Springer Briefs in Environmental Science. Cham, Switzerland: Springer International Publishing, 2017. xv, 166 pp. (Tables, graphs, maps, B&W photos, coloured photos.) US$54.95, paper. ISBN 978-3-319-55755-7.
Himalayan Mobilities is a timely book. Co-authored by Robert Beazley and James Lassoie, it explores the construction of Himalayan roads and the profound transformation they continue to trigger throughout rural Nepal.
The two authors, a PhD candidate and a professor in the Department of Natural Resources at Cornell University, lead us through the jungle of government offices and programmes involved in road construction in Nepal, agregate a considerable amount of data, and offer case studies focussing on the Annapurna region. For anybody working on infrastructure in Asia or in similarly mountainous terrain elsewhere, the book is a very helpful source of information.
It is clear that over the past decade, rural Nepal has witnessed a veritable road construction frenzy which has been an extremely dynamic and often quite illegible affair, involving state planners and international development agencies as well as quarrelling political parties and local politicians, private actors, and business people—all of them with their particular priorities, hopes, and agendas. As a result, there is often a tremendous gap between planning documents, statistics, and realities on the ground.

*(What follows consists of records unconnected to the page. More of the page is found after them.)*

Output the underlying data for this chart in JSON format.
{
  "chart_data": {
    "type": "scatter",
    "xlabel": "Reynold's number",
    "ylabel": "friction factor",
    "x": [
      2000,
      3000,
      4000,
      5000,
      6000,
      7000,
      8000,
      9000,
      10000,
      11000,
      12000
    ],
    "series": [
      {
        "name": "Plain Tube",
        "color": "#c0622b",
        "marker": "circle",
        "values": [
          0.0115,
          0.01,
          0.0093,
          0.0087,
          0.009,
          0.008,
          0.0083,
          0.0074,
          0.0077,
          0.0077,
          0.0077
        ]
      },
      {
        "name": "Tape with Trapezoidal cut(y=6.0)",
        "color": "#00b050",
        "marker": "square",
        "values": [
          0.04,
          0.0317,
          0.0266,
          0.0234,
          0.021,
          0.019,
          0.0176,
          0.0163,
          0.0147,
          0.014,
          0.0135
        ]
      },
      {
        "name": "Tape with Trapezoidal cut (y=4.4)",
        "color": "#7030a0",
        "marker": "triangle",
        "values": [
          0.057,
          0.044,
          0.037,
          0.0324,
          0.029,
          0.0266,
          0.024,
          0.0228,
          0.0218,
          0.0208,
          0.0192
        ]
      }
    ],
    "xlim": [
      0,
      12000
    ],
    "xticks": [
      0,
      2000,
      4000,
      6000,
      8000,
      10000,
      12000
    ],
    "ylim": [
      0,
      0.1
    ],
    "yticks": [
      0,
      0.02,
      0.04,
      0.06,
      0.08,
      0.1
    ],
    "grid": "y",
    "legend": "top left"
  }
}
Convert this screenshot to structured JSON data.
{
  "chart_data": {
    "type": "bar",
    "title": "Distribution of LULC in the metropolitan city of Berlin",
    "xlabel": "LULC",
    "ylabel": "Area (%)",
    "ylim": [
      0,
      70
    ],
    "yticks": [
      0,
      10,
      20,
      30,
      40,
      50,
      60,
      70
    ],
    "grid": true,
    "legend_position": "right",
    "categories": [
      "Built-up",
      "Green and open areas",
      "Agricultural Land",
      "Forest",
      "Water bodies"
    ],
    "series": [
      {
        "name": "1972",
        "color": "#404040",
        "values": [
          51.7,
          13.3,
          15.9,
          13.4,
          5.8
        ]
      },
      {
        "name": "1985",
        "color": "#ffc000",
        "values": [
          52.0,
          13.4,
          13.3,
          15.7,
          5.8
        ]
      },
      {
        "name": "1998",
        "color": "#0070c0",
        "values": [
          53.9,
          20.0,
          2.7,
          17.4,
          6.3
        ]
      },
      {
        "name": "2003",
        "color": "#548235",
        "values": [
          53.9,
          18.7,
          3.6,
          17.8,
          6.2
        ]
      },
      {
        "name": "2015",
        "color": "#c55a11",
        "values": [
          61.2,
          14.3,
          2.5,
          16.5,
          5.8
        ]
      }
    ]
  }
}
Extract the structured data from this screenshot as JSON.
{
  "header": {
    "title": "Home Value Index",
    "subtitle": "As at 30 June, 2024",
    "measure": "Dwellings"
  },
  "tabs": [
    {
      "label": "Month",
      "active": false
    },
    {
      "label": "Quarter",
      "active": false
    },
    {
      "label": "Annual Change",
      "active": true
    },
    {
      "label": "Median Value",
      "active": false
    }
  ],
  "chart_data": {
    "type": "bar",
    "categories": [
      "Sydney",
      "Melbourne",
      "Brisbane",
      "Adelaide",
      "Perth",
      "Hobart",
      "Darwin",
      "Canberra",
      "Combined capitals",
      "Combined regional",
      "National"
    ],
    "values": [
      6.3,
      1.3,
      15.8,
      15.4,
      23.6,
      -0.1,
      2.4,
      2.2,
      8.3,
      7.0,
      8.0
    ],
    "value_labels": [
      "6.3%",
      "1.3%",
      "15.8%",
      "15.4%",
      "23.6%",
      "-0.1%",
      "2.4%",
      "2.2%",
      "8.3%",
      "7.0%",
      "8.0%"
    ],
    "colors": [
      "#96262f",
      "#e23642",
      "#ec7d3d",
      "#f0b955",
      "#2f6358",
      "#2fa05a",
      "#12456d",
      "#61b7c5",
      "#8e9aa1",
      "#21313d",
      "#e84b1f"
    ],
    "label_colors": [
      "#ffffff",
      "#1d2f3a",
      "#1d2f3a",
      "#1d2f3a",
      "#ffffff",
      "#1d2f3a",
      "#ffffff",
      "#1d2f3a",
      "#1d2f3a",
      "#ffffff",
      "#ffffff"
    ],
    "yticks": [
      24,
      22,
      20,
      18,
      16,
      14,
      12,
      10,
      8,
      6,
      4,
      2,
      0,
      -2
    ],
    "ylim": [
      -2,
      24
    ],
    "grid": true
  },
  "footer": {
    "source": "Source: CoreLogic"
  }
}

It certainly lies beyond the scope of a Springer Brief in Environmental Science to unpack these social, political, and economic complexities systematically and in detail. What a short book like this one can do, and what this book does well, is raise the question what kinds of impact roads have in Nepal. The core of the book, consisting of chapters 3, 4, and 5, deals with environmental, socioeconomic, and sociocultural impacts of road construction, respectively. Each chapter comes with its own bibliography and is structured in a simple and clear way, starting with the global scale and then proceeding to the national setting and finally the local context of the case studies in the Annapurna region (Mustang, Manang). At times, I wished that the discussion of the global scale had been be a bit shorter and left more room for the national and local scales, especially since it is not always clear how the topics raised in general really matter on the ground. The authors argue, for example, that one sociocultural impact of roads is an increase in sex trade, HIV, and and other sexually transmitted infections (106); upon reading the case studies, however, there is no follow-up for such topics.
The empirical core of chapters 3, 4, and 5 is preceeded by a global review of road development and an outline of the theoretical framework the authors adopt. This framework seeks to marry a coupled human and ecological systems approach with insights from mobility studies in social sciences and humanities. Condensed for the sake of brevity required by a Springer Brief, this chapter covers a lot of ground in just a few pages. It takes us from John Urry to Deleuze/Guattari and Liisa Malkki, with a sprinkle of James Scott in between, then turns to the gender dimension of mobility and ends with a short section on Himalayan mobilities past and present. While promising and ambitious, the chapter’s sprawling scope comes at a price; it hardly engages with the intellectual projects of the authors cited and therefore also never really gains traction in the subsequent chapters of the book. What Malkki identifies as sedentarist metaphysics, for example, is at the core of the very development discourse shaping infrastructural debates in Nepal. Or, regarding coupled human and ecological systems: the rise of apple orchards in Mustang as an immediate result of road and market access, would have offered the near-perfect turf to explain and explore such couplings—from irrigation to investment and labour relations and climate change—on the very terrain the case studies are concerned with. In the examples the authors focus on, however, the links between theoretical frame and empirical findings are much less direct and obvious.
The last chapter of the book raises the question of the future of Himalayan mobilities. It describes the closure of the Arniko Highway connecting Kathmandu with Lhasa, traces the post-earthquake dynamics in Nepal that triggered a partial reorientation towards China, and blames much of what is going wrong on corruption. Interestingly, there is a noticable shift in tone in this chapter away from the language of conservation, green roads, eco-tourism, and gender sensitivities toward the grandiose rhetoric of China’s Belt and Road Initiative—a shift that mirrors a similar trend in the current public debates in Kathmandu. Dealing directly with some of the most crucial topics discussed in Nepal today, this final chapter reads almost like the introduction to a follow-up book, one less constrained by the brevitiy of the Springer Series and, perhaps, better suited to accommodate the authors’ broad expertise.